Now how does that happen if evolution never, ever, ever occurs? How do you go from a single pair representing the "cat kind" to leopards, tigers, cheetahs, and
all the other species in the family? It can't be via evolution, so it must be via........? :idunno:
Then of course there's the pesky little fact that (as I noted) evolution occurs all the time right before our eyes. How do creationists deal with that? They declare it to just be "adaptation" or "microevolution". But ask them what the difference is between "adaptation" and "evolution" and you'll see so much dancing you'll think it's a party. And naturally "microevolution" is evolution, since it has the term "evolution" in it!
All of this dickering over mechanisms is irrelevant. It makes no difference how it happened. If it happened, Bible literalists and Creationists have a problem. It did happen, and they can't deal with it. So they get involved in arguments about mechanisms and statistics, since they can't deal with the observed fact of evolution.

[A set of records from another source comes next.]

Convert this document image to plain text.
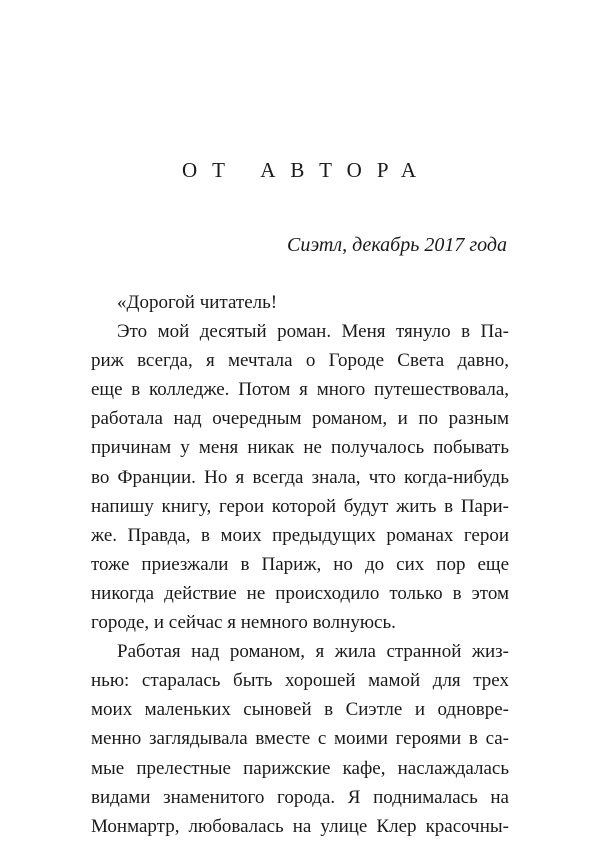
ОТ АВТОРА
Сиэтл, декабрь 2017 года
«Дорогой читатель!
Это мой десятый роман. Меня тянуло в Па-
риж всегда, я мечтала о Городе Света давно,
еще в колледже. Потом я много путешествовала,
работала над очередным романом, и по разным
причинам у меня никак не получалось побывать
во Франции. Но я всегда знала, что когда-нибудь
напишу книгу, герои которой будут жить в Пари-
же. Правда, в моих предыдущих романах герои
тоже приезжали в Париж, но до сих пор еще
никогда действие не происходило только в этом
городе, и сейчас я немного волнуюсь.
Работая над романом, я жила странной жиз-
нью: старалась быть хорошей мамой для трех
моих маленьких сыновей в Сиэтле и одновре-
менно заглядывала вместе с моими героями в са-
мые прелестные парижские кафе, наслаждалась
видами знаменитого города. Я поднималась на
Монмартр, любовалась на улице Клер красочны-
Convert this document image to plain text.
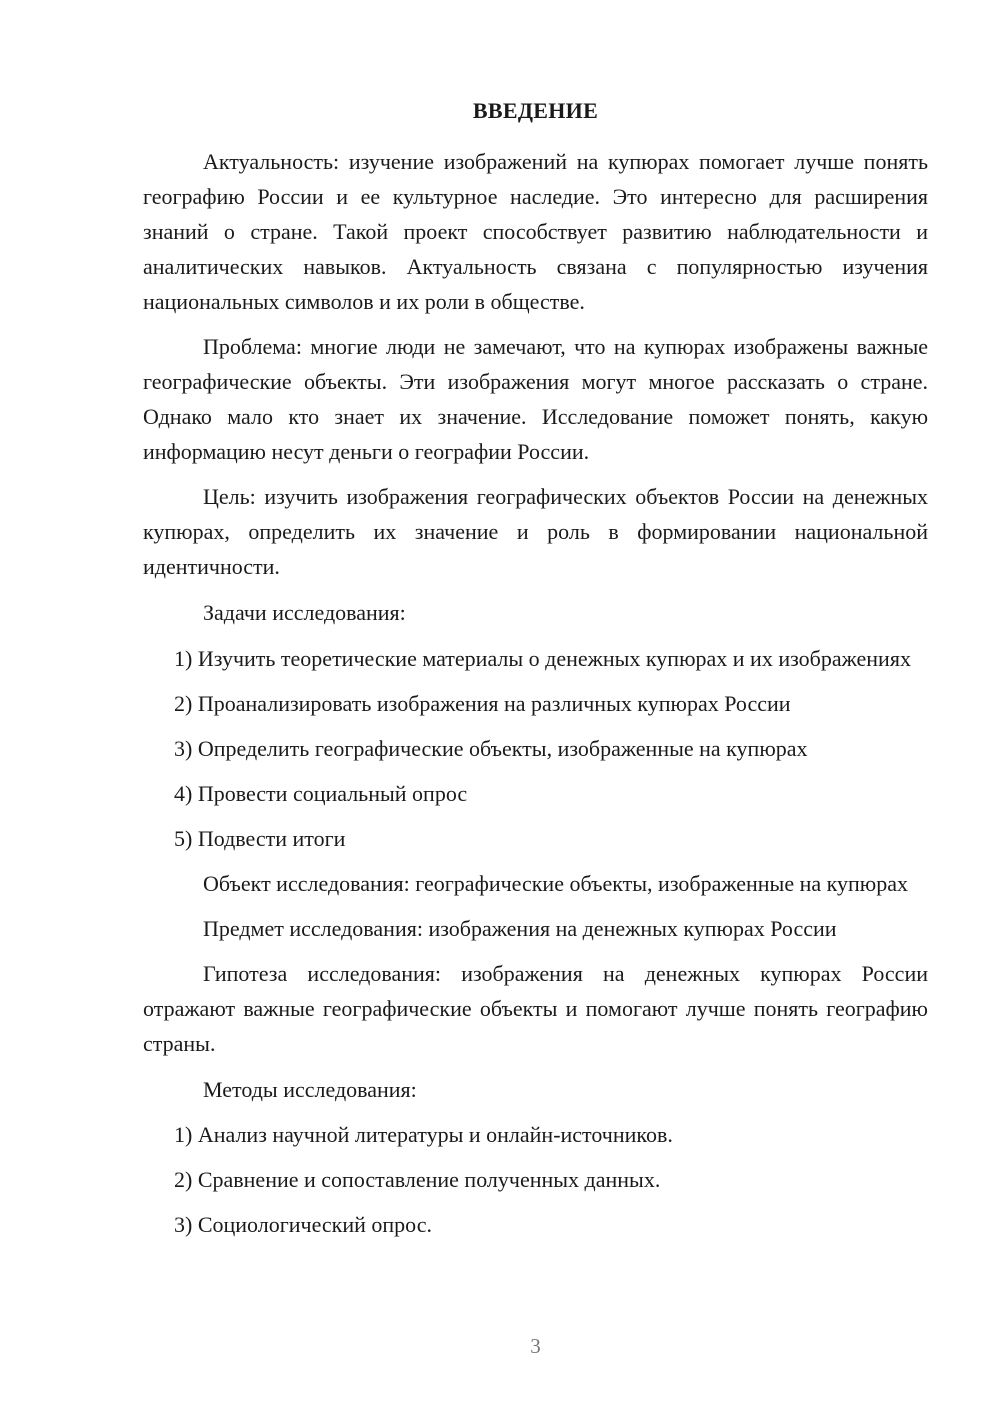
ВВЕДЕНИЕ

Актуальность: изучение изображений на купюрах помогает лучше понять географию России и ее культурное наследие. Это интересно для расширения знаний о стране. Такой проект способствует развитию наблюдательности и аналитических навыков. Актуальность связана с популярностью изучения национальных символов и их роли в обществе.

Проблема: многие люди не замечают, что на купюрах изображены важные географические объекты. Эти изображения могут многое рассказать о стране. Однако мало кто знает их значение. Исследование поможет понять, какую информацию несут деньги о географии России.

Цель: изучить изображения географических объектов России на денежных купюрах, определить их значение и роль в формировании национальной идентичности.

Задачи исследования:

1) Изучить теоретические материалы о денежных купюрах и их изображениях

2) Проанализировать изображения на различных купюрах России

3) Определить географические объекты, изображенные на купюрах

4) Провести социальный опрос

5) Подвести итоги

Объект исследования: географические объекты, изображенные на купюрах

Предмет исследования: изображения на денежных купюрах России

Гипотеза исследования: изображения на денежных купюрах России отражают важные географические объекты и помогают лучше понять географию страны.

Методы исследования:

1) Анализ научной литературы и онлайн-источников.

2) Сравнение и сопоставление полученных данных.

3) Социологический опрос.

3
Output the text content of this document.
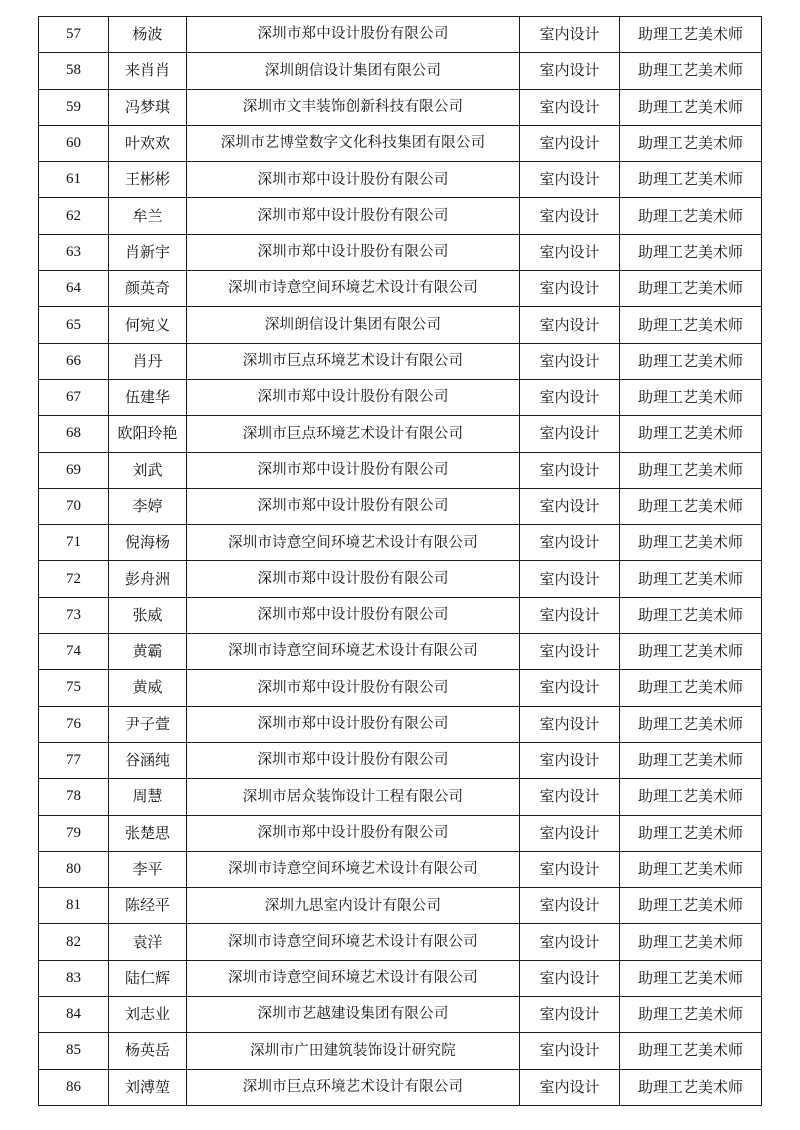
57	杨波	深圳市郑中设计股份有限公司	室内设计	助理工艺美术师
58	来肖肖	深圳朗信设计集团有限公司	室内设计	助理工艺美术师
59	冯梦琪	深圳市文丰装饰创新科技有限公司	室内设计	助理工艺美术师
60	叶欢欢	深圳市艺博堂数字文化科技集团有限公司	室内设计	助理工艺美术师
61	王彬彬	深圳市郑中设计股份有限公司	室内设计	助理工艺美术师
62	牟兰	深圳市郑中设计股份有限公司	室内设计	助理工艺美术师
63	肖新宇	深圳市郑中设计股份有限公司	室内设计	助理工艺美术师
64	颜英奇	深圳市诗意空间环境艺术设计有限公司	室内设计	助理工艺美术师
65	何宛义	深圳朗信设计集团有限公司	室内设计	助理工艺美术师
66	肖丹	深圳市巨点环境艺术设计有限公司	室内设计	助理工艺美术师
67	伍建华	深圳市郑中设计股份有限公司	室内设计	助理工艺美术师
68	欧阳玲艳	深圳市巨点环境艺术设计有限公司	室内设计	助理工艺美术师
69	刘武	深圳市郑中设计股份有限公司	室内设计	助理工艺美术师
70	李婷	深圳市郑中设计股份有限公司	室内设计	助理工艺美术师
71	倪海杨	深圳市诗意空间环境艺术设计有限公司	室内设计	助理工艺美术师
72	彭舟洲	深圳市郑中设计股份有限公司	室内设计	助理工艺美术师
73	张威	深圳市郑中设计股份有限公司	室内设计	助理工艺美术师
74	黄霸	深圳市诗意空间环境艺术设计有限公司	室内设计	助理工艺美术师
75	黄威	深圳市郑中设计股份有限公司	室内设计	助理工艺美术师
76	尹子萱	深圳市郑中设计股份有限公司	室内设计	助理工艺美术师
77	谷涵纯	深圳市郑中设计股份有限公司	室内设计	助理工艺美术师
78	周慧	深圳市居众装饰设计工程有限公司	室内设计	助理工艺美术师
79	张楚思	深圳市郑中设计股份有限公司	室内设计	助理工艺美术师
80	李平	深圳市诗意空间环境艺术设计有限公司	室内设计	助理工艺美术师
81	陈经平	深圳九思室内设计有限公司	室内设计	助理工艺美术师
82	袁洋	深圳市诗意空间环境艺术设计有限公司	室内设计	助理工艺美术师
83	陆仁辉	深圳市诗意空间环境艺术设计有限公司	室内设计	助理工艺美术师
84	刘志业	深圳市艺越建设集团有限公司	室内设计	助理工艺美术师
85	杨英岳	深圳市广田建筑装饰设计研究院	室内设计	助理工艺美术师
86	刘溥堃	深圳市巨点环境艺术设计有限公司	室内设计	助理工艺美术师
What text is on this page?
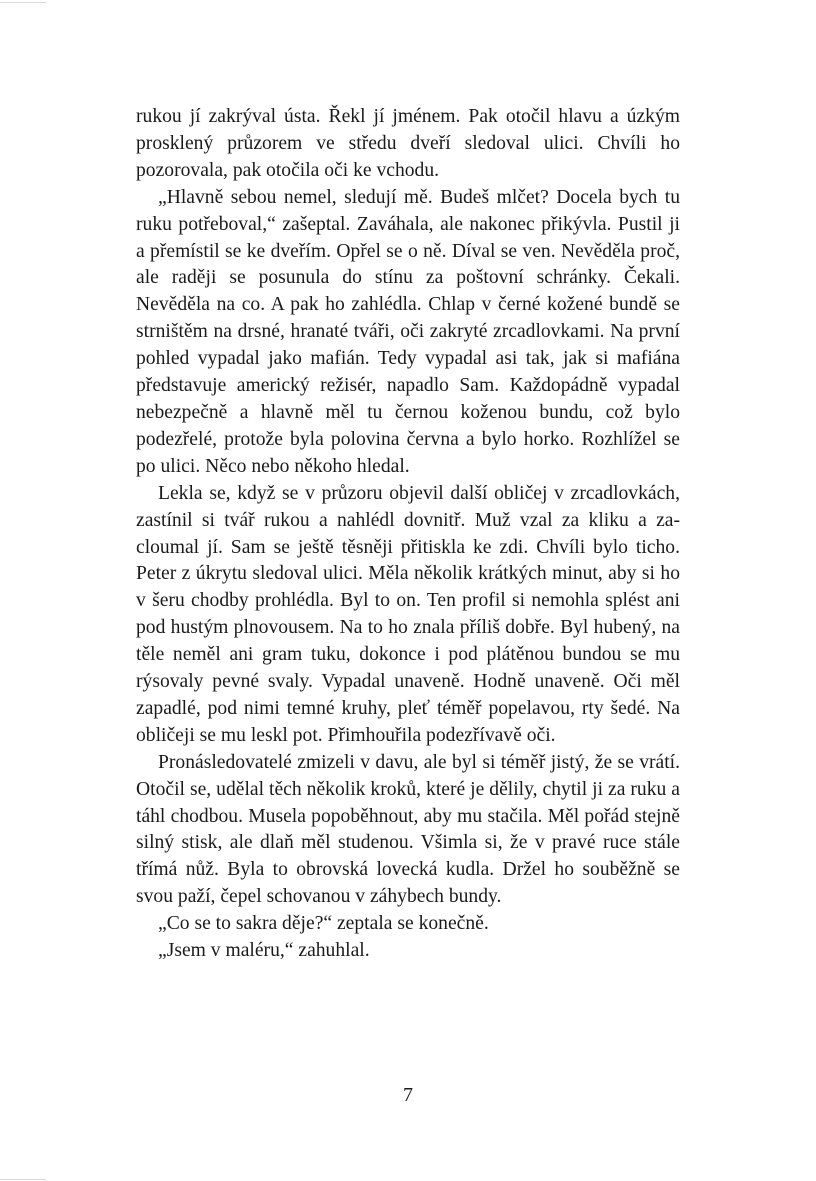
rukou jí zakrýval ústa. Řekl jí jménem. Pak otočil hlavu a úzkým prosklený průzorem ve středu dveří sledoval ulici. Chvíli ho pozorovala, pak otočila oči ke vchodu.

„Hlavně sebou nemel, sledují mě. Budeš mlčet? Docela bych tu ruku potřeboval,“ zašeptal. Zaváhala, ale nakonec přikývla. Pustil ji a přemístil se ke dveřím. Opřel se o ně. Díval se ven. Nevěděla proč, ale raději se posunula do stínu za poštovní schránky. Čekali. Nevěděla na co. A pak ho zahlédla. Chlap v černé kožené bundě se strništěm na drsné, hranaté tváři, oči zakryté zrcadlovkami. Na první pohled vypadal jako mafián. Tedy vypadal asi tak, jak si mafiána představuje americký režisér, napadlo Sam. Každopádně vypadal nebezpečně a hlavně měl tu černou koženou bundu, což bylo podezřelé, protože byla polovina června a bylo horko. Rozhlížel se po ulici. Něco nebo někoho hledal.

Lekla se, když se v průzoru objevil další obličej v zrcadlovkách, zastínil si tvář rukou a nahlédl dovnitř. Muž vzal za kliku a zacloumal jí. Sam se ještě těsněji přitiskla ke zdi. Chvíli bylo ticho. Peter z úkrytu sledoval ulici. Měla několik krátkých minut, aby si ho v šeru chodby prohlédla. Byl to on. Ten profil si nemohla splést ani pod hustým plnovousem. Na to ho znala příliš dobře. Byl hubený, na těle neměl ani gram tuku, dokonce i pod plátěnou bundou se mu rýsovaly pevné svaly. Vypadal unaveně. Hodně unaveně. Oči měl zapadlé, pod nimi temné kruhy, pleť téměř popelavou, rty šedé. Na obličeji se mu leskl pot. Přimhouřila podezřívavě oči.

Pronásledovatelé zmizeli v davu, ale byl si téměř jistý, že se vrátí. Otočil se, udělal těch několik kroků, které je dělily, chytil ji za ruku a táhl chodbou. Musela popoběhnout, aby mu stačila. Měl pořád stejně silný stisk, ale dlaň měl studenou. Všimla si, že v pravé ruce stále třímá nůž. Byla to obrovská lovecká kudla. Držel ho souběžně se svou paží, čepel schovanou v záhybech bundy.

„Co se to sakra děje?“ zeptala se konečně.

„Jsem v maléru,“ zahuhlal.

7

It helps to understand that creationism is simply a type of denialism. It has no scientific merit on its own (as evidenced by its absolute lack of contributions to science in the last couple of centuries) and exists solely as a religious belief that flies in the face of observed reality. That's why when you try and get them to explain what this "creation model" even is and/or detail the evidence that supports it, they scramble around doing everything they can to turn the discussion back to evolution. When they've done that, then they can go back to the much more natural "deny, deny, deny" mode.